Ello explica sin lugar a dudas, la aplicación del mecanismo de control de la constitucionalidad contenida en el artículo 105 constitucional, de los actos que en virtud de la función contenida en el artículo 135, realizan los órganos que integran el Órgano reformador. De esa manera queda reafirmada y garantizada la soberanía popular y la supremacía del orden constitucional contenidas en la Constitución.

Fundamento Constitucional.

ARTICULO 105. La Suprema Corte de Justicia de la Nación conocerá, en los términos que señale la ley reglamentaria, de los asuntos siguientes:

I. De las controversias constitucionales que, con excepción de las que se refieran a la materia electoral, se susciten entre:
...
b).
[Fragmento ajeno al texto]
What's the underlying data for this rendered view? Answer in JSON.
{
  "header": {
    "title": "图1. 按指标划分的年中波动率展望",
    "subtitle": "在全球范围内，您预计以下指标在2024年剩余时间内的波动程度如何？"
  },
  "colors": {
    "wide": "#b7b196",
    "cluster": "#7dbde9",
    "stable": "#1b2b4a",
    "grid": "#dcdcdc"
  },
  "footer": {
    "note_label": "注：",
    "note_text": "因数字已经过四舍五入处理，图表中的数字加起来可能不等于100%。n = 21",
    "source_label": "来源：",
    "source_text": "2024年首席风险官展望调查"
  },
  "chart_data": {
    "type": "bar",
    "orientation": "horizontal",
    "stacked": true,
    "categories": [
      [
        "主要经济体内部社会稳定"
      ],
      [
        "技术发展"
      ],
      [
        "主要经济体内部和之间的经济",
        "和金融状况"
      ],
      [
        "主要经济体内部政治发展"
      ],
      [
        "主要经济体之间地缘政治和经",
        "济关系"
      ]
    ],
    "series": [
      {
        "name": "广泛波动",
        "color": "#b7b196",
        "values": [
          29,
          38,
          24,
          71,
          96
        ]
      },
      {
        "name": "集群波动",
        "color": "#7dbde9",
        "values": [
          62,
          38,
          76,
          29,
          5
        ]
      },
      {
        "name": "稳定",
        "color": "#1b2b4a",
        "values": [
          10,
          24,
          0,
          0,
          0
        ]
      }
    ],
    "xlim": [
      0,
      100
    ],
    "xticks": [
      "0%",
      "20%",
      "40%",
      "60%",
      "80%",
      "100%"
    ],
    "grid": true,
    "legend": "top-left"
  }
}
La Federación y un municipio;
...
i). Un Estado y uno de sus municipios, sobre la constitucionalidad de sus actos o disposiciones generales;
j). Un Estado y un municipio de otro Estado, sobre la constitucionalidad de sus actos o disposiciones generales, ...

Conclusión

Con su resolución la Corte niega todo lo solicitado, implica que deja a los legisladores con las manos libres para reformar la Constitución Federal, institucionalizando el autoritarismo y poniendo en riesgo el proceso de democratización del país y la vigencia de los derechos humanos. La resolución emitida puede generar desánimo para una parte del movimiento indígena y probable radicalización de otra, alejara la posibilidad de resolver la situación de exclusión en que se ha mantenido a los pueblos indígenas en México, la aplicación del Convenio 169, así como la búsqueda de paz en Chiapas. Implica también que los pueblos desde su lucha por la autonomía continúen enfrentando los cacicazgos locales que podrían sentirse fortalecidos, así como la presencia agresiva de inversión privada que continuará impunemente tratando de explotar los recursos naturales que pertenecen a los pueblos indígenas.

La noticia conocida el 6 de septiembre de 2002, representa una agresión a los pueblos indígenas de México. Constituye también una burla a quienes hemos apostado a la construcción de un México más justo, democrático e incluyente. Así lo ha querido la Corte y con ello han reproducido la discriminación, el racismo y toda la actitud colonialista al cual han estado sometidos los pueblos indígenas. Con la resolución de la Corte, la paz en México se ha alejado y el reconocimiento constitucional de los derechos indígenas conforme a los Acuerdo de San Andrés, ha sido nuevamente pisoteado.

El camino de la legalidad está agotado. Las puertas del Estado mexicano se han cerrado para los Pueblos Indígenas. Ninguno de los tres poderes del Estado ha tenido capacidad, para responder en términos justos y dignos, a las demandas de los pueblos indígenas. En consecuencia nadie tiene ya la autoridad moral para juzgar el camino que libremente escojan los pueblos indígenas para conseguir sus justos propósitos de autonomía y dignidad. Ellos sabrán, como históricamente lo han demostrado, cuál es ese camino, cuáles serán las resistencias y hacia donde puede andar la esperanza.